Anemia of Prematurity - Portal Neonatal

Periodic breathing :
Periodic breathing (PB) is defined as periods of regular respiration for as long as 20 seconds
followed by apneic periods no longer than 10 seconds that occur at least 3 times in succession (see
Image 3). In most cases, PB accounts for 2-6% of the breathing time in healthy term neonates and
as much as 25% of the breathing time in preterm neonates. PB occurrence is directly proportional to
the degree of prematurity. Kelly and coworkers found that PB occurred in 78% of patients examined
at age 0-2 weeks; the incidence declined significantly to 29% at age 39-52 weeks. This condition
does not occur in neonates during their first 2 days of life.
PB is more frequent during active sleep, but it can occur when neonates are awake or quietly
sleeping. This pattern, common at high altitudes, is eliminated with the administration of
supplemental oxygen and/or with the use of continuous positive airway pressure (CPAP). Because
the prognosis is excellent, no treatment is usually required.
Pathophysiology: Inspiration is controlled by an off switch. During inspiration, the augmenting
discharge of the central inspiratory activator to the inspiratory motor neurons and specialized right
bundle (Rb) neurons suddenly causes the off-switch neurons to discharge, transiently inhibiting the
central inspiratory activator and allowing passive exhalation. Pulmonary volume sensors and the
rostral pontine pneumotaxic center also control the off switch.
The pathophysiology of AOP has been attributed to abnormal breathing control caused by neuronal
immaturity of the brainstem. This immaturity probably is secondary to decreased afferent traffic from
peripheral receptors to the reticular formation. When dendritic and other synaptic interconnections
multiply, breathing control improves as the brain matures, and AOP tends to resolve. This resolution
typically occurs 34-52 weeks after conception.
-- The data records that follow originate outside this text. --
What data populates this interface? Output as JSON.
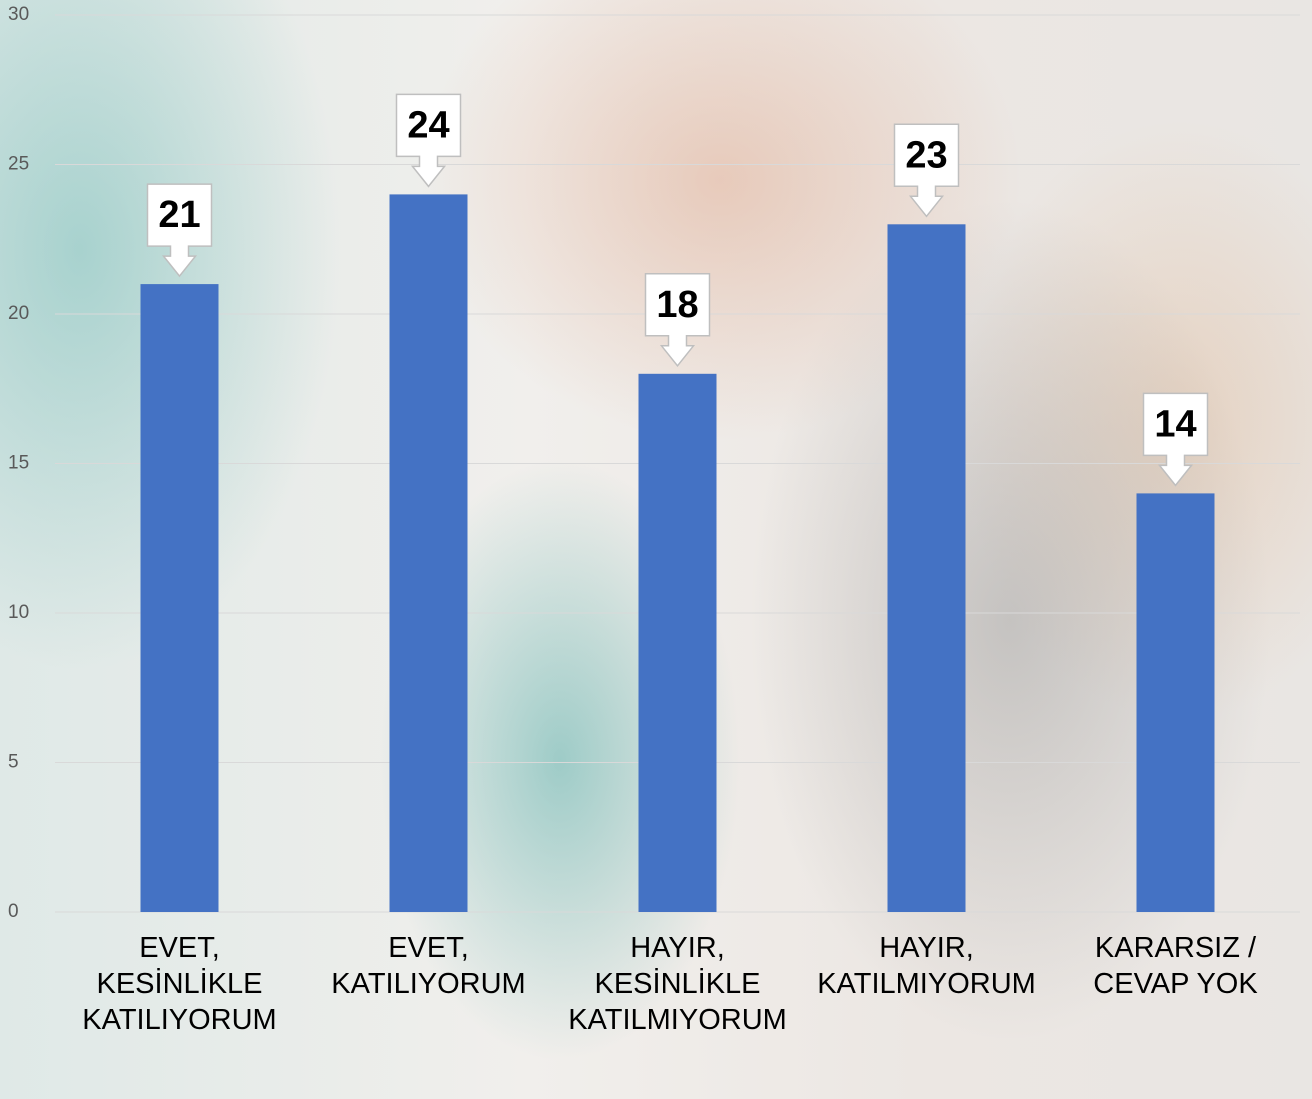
{
  "chart_data": {
    "type": "bar",
    "categories": [
      "EVET,\nKESİNLİKLE\nKATILIYORUM",
      "EVET,\nKATILIYORUM",
      "HAYIR,\nKESİNLİKLE\nKATILMIYORUM",
      "HAYIR,\nKATILMIYORUM",
      "KARARSIZ /\nCEVAP YOK"
    ],
    "values": [
      21,
      24,
      18,
      23,
      14
    ],
    "color": "#4472c4",
    "ylim": [
      0,
      30
    ],
    "yticks": [
      0,
      5,
      10,
      15,
      20,
      25,
      30
    ],
    "grid": true
  }
}
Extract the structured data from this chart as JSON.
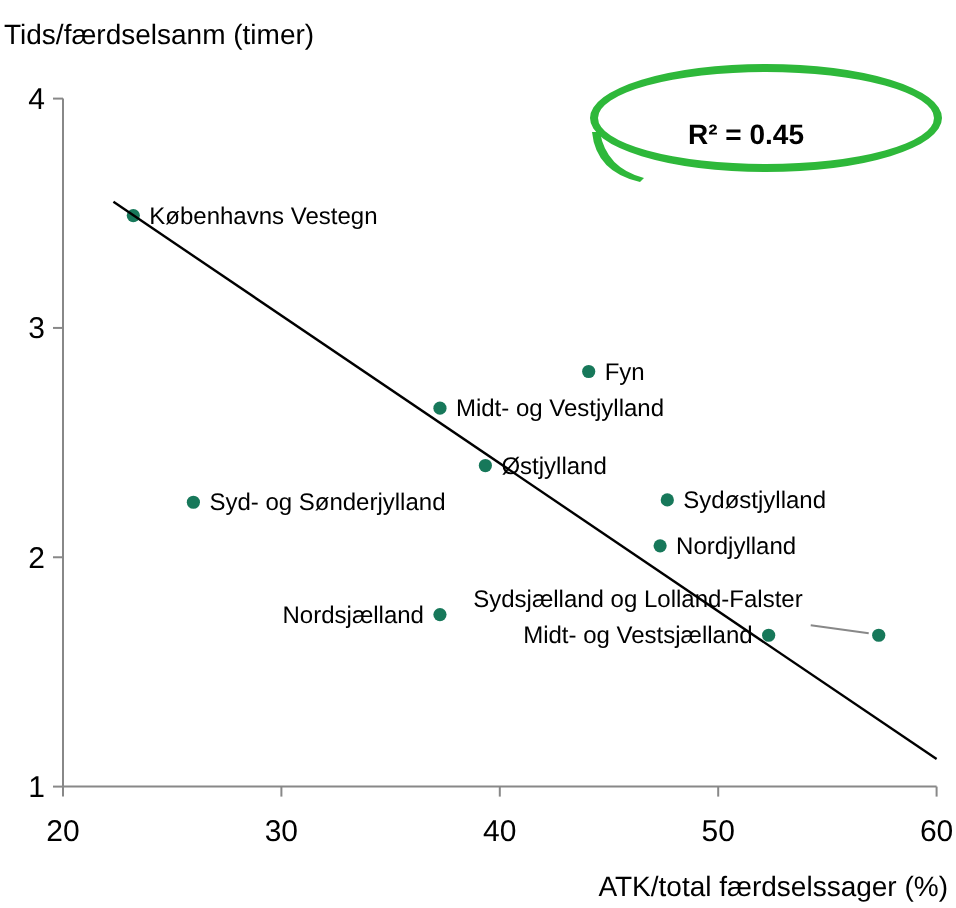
{
  "chart_data": {
    "type": "scatter",
    "xlabel": "ATK/total færdselssager (%)",
    "ylabel": "Tids/færdselsanm (timer)",
    "xlim": [
      20,
      60
    ],
    "xticks": [
      20,
      30,
      40,
      50,
      60
    ],
    "ylim": [
      1,
      4
    ],
    "yticks": [
      1,
      2,
      3,
      4
    ],
    "grid": false,
    "series": [
      {
        "marker": "circle",
        "color": "#17785a",
        "x": [
          23.22,
          44.07,
          37.26,
          39.34,
          25.97,
          47.67,
          47.34,
          37.26,
          52.31,
          57.35
        ],
        "values": [
          3.49,
          2.81,
          2.65,
          2.4,
          2.24,
          2.25,
          2.05,
          1.75,
          1.66,
          1.66
        ]
      },
      {
        "type": "line",
        "color": "#000000",
        "x": [
          22.31,
          60.0
        ],
        "values": [
          3.55,
          1.12
        ]
      }
    ],
    "annotations": [
      {
        "text": "Københavns Vestegn",
        "x": 23.22,
        "y": 3.49
      },
      {
        "text": "Fyn",
        "x": 44.07,
        "y": 2.81
      },
      {
        "text": "Midt- og Vestjylland",
        "x": 37.26,
        "y": 2.65
      },
      {
        "text": "Østjylland",
        "x": 39.34,
        "y": 2.4
      },
      {
        "text": "Syd- og Sønderjylland",
        "x": 25.97,
        "y": 2.24
      },
      {
        "text": "Sydøstjylland",
        "x": 47.67,
        "y": 2.25
      },
      {
        "text": "Nordjylland",
        "x": 47.34,
        "y": 2.05
      },
      {
        "text": "Nordsjælland",
        "x": 37.26,
        "y": 1.75
      },
      {
        "text": "Midt- og Vestsjælland",
        "x": 52.31,
        "y": 1.66
      },
      {
        "text": "Sydsjælland og Lolland-Falster",
        "x": 57.35,
        "y": 1.66
      },
      "R² = 0.45"
    ]
  }
}
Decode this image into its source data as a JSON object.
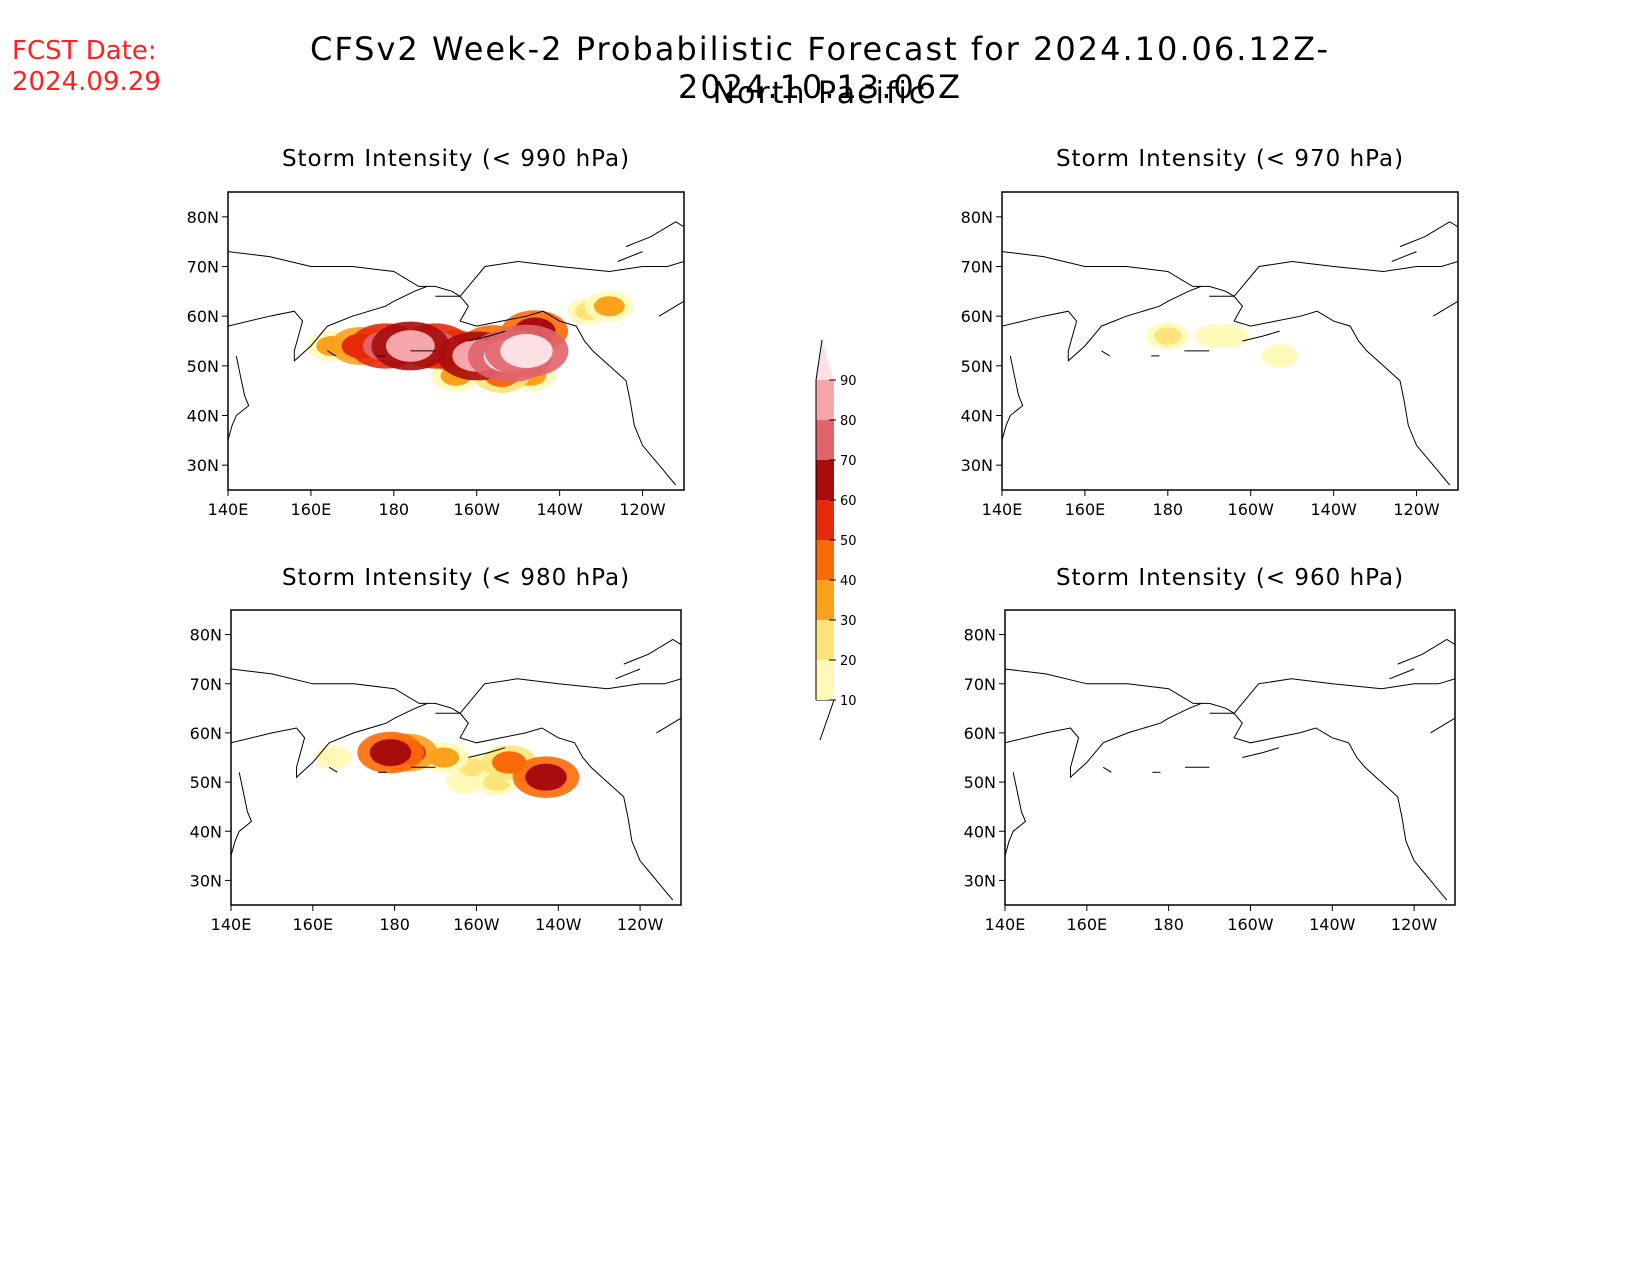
{
  "fcst_date": {
    "label": "FCST Date:",
    "value": "2024.09.29"
  },
  "title": "CFSv2 Week-2 Probabilistic Forecast for 2024.10.06.12Z-2024.10.13.06Z",
  "subtitle": "North Pacific",
  "lon_ticks": [
    "140E",
    "160E",
    "180",
    "160W",
    "140W",
    "120W"
  ],
  "lat_ticks": [
    "80N",
    "70N",
    "60N",
    "50N",
    "40N",
    "30N"
  ],
  "panels": [
    {
      "id": "p990",
      "title": "Storm Intensity (< 990 hPa)"
    },
    {
      "id": "p970",
      "title": "Storm Intensity (< 970 hPa)"
    },
    {
      "id": "p980",
      "title": "Storm Intensity (< 980 hPa)"
    },
    {
      "id": "p960",
      "title": "Storm Intensity (< 960 hPa)"
    }
  ],
  "colorbar": {
    "levels": [
      10,
      20,
      30,
      40,
      50,
      60,
      70,
      80,
      90
    ],
    "level_labels": [
      "10",
      "20",
      "30",
      "40",
      "50",
      "60",
      "70",
      "80",
      "90"
    ],
    "colors": [
      "#fff9b8",
      "#fde37a",
      "#fba11c",
      "#fb6a09",
      "#e62a0c",
      "#a80c0c",
      "#e0646a",
      "#f6a6aa",
      "#fde0e4"
    ]
  },
  "chart_data": {
    "type": "heatmap",
    "units": "probability (%)",
    "xlim_deg_east": [
      140,
      250
    ],
    "ylim_deg_north": [
      25,
      85
    ],
    "fields": {
      "p990": [
        {
          "lon": 165,
          "lat": 54,
          "value": 30
        },
        {
          "lon": 172,
          "lat": 54,
          "value": 50
        },
        {
          "lon": 178,
          "lat": 54,
          "value": 70
        },
        {
          "lon": 184,
          "lat": 54,
          "value": 80
        },
        {
          "lon": 190,
          "lat": 54,
          "value": 70
        },
        {
          "lon": 195,
          "lat": 53,
          "value": 60
        },
        {
          "lon": 200,
          "lat": 52,
          "value": 80
        },
        {
          "lon": 204,
          "lat": 54,
          "value": 60
        },
        {
          "lon": 208,
          "lat": 52,
          "value": 90
        },
        {
          "lon": 212,
          "lat": 53,
          "value": 90
        },
        {
          "lon": 214,
          "lat": 57,
          "value": 60
        },
        {
          "lon": 206,
          "lat": 48,
          "value": 40
        },
        {
          "lon": 213,
          "lat": 48,
          "value": 30
        },
        {
          "lon": 195,
          "lat": 48,
          "value": 30
        },
        {
          "lon": 232,
          "lat": 62,
          "value": 30
        },
        {
          "lon": 227,
          "lat": 61,
          "value": 20
        }
      ],
      "p970": [
        {
          "lon": 180,
          "lat": 56,
          "value": 20
        },
        {
          "lon": 191,
          "lat": 56,
          "value": 10
        },
        {
          "lon": 195,
          "lat": 56,
          "value": 10
        },
        {
          "lon": 207,
          "lat": 52,
          "value": 10
        }
      ],
      "p980": [
        {
          "lon": 165,
          "lat": 55,
          "value": 10
        },
        {
          "lon": 179,
          "lat": 56,
          "value": 60
        },
        {
          "lon": 183,
          "lat": 56,
          "value": 50
        },
        {
          "lon": 192,
          "lat": 55,
          "value": 30
        },
        {
          "lon": 199,
          "lat": 53,
          "value": 20
        },
        {
          "lon": 208,
          "lat": 54,
          "value": 40
        },
        {
          "lon": 212,
          "lat": 52,
          "value": 30
        },
        {
          "lon": 217,
          "lat": 51,
          "value": 60
        },
        {
          "lon": 205,
          "lat": 50,
          "value": 20
        },
        {
          "lon": 197,
          "lat": 50,
          "value": 10
        }
      ],
      "p960": []
    }
  }
}
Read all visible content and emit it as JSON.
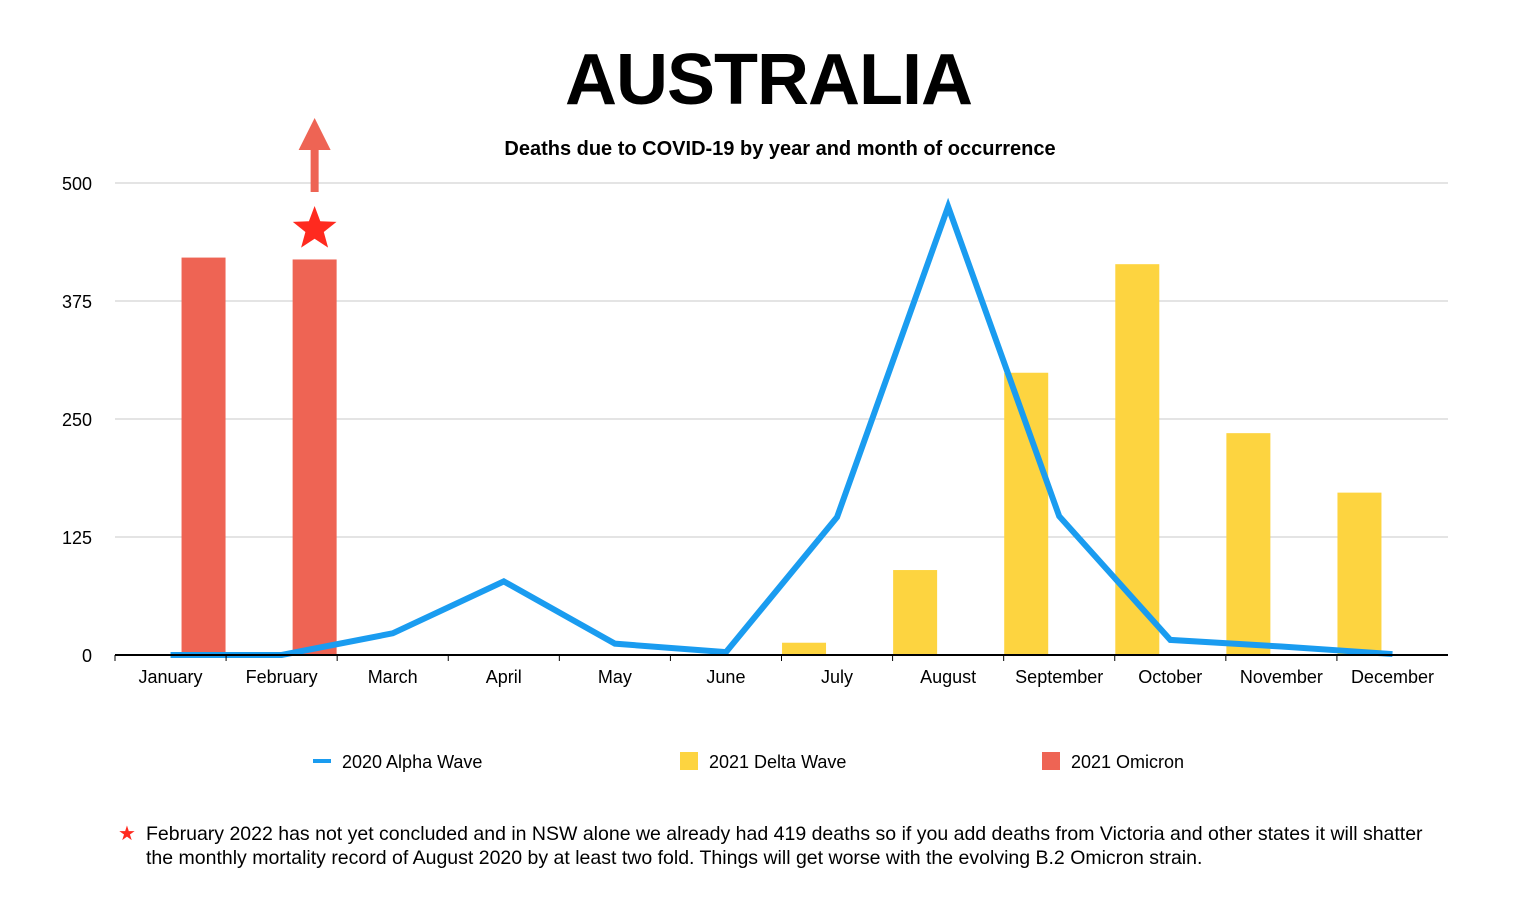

Indomethacin stimulates phrenic neural output in an anesthetized piglet model; this finding supports
the concept that prostaglandins inhibit breathing early in neonatal life. The final output of the
respiratory control nuclei in the medulla may be a complex function of many inhibitory and
stimulatory inputs, both humoral and neural. The exact manner in which these are altered during
AOP remains unknown.
Sleep
Although determining the sleep state in neonates younger than 34 weeks is controversial, apnea
appears to occur predominantly during active (ie, rapid eye movement [REM]) and indeterminate or
transitional sleep in preterm and full-term neonates. Several mechanisms have been proposed to
explain the high incidence of apnea during active sleep. Chest-wall movements are predominantly
out of phase or paradoxical during active sleep, unlike their state during quiet sleep. A decrease in
the fractional catabolic rate (FCR) and a decrease of 6-10 mm Hg in PaO2 have been observed in
infants during active sleep, and both effects predispose an infant to apneic episodes. Moreover,
ventilatory responses to increased carbon dioxide and decreased oxygen concentrations attenuate
during active sleep.
Chemoreceptors
Preterm neonates respond to a decrease in the inspired oxygen concentration by transiently
increasing the ventilation rate for approximately 1 minute and then returning to baseline or even
depressed ventilation rates. A progressive decrease in the inspired oxygen concentration causes
significant flattening of carbon dioxide responsiveness in preterm neonates. This unstable response
to low concentrations of inspired oxygen may play an important role in the etiology of neonatal
apnea. Central chemoreceptor activity is less developed in immature neonates younger than 33
weeks after conception. The sensitivity of the central chemoreceptor to CO2 is reduced in premature
neonates and increases progressively with gestational age to adult levels by term. The sensitivity to
CO2 is increased with higher O2 concentrations and decreased in hypoxemia.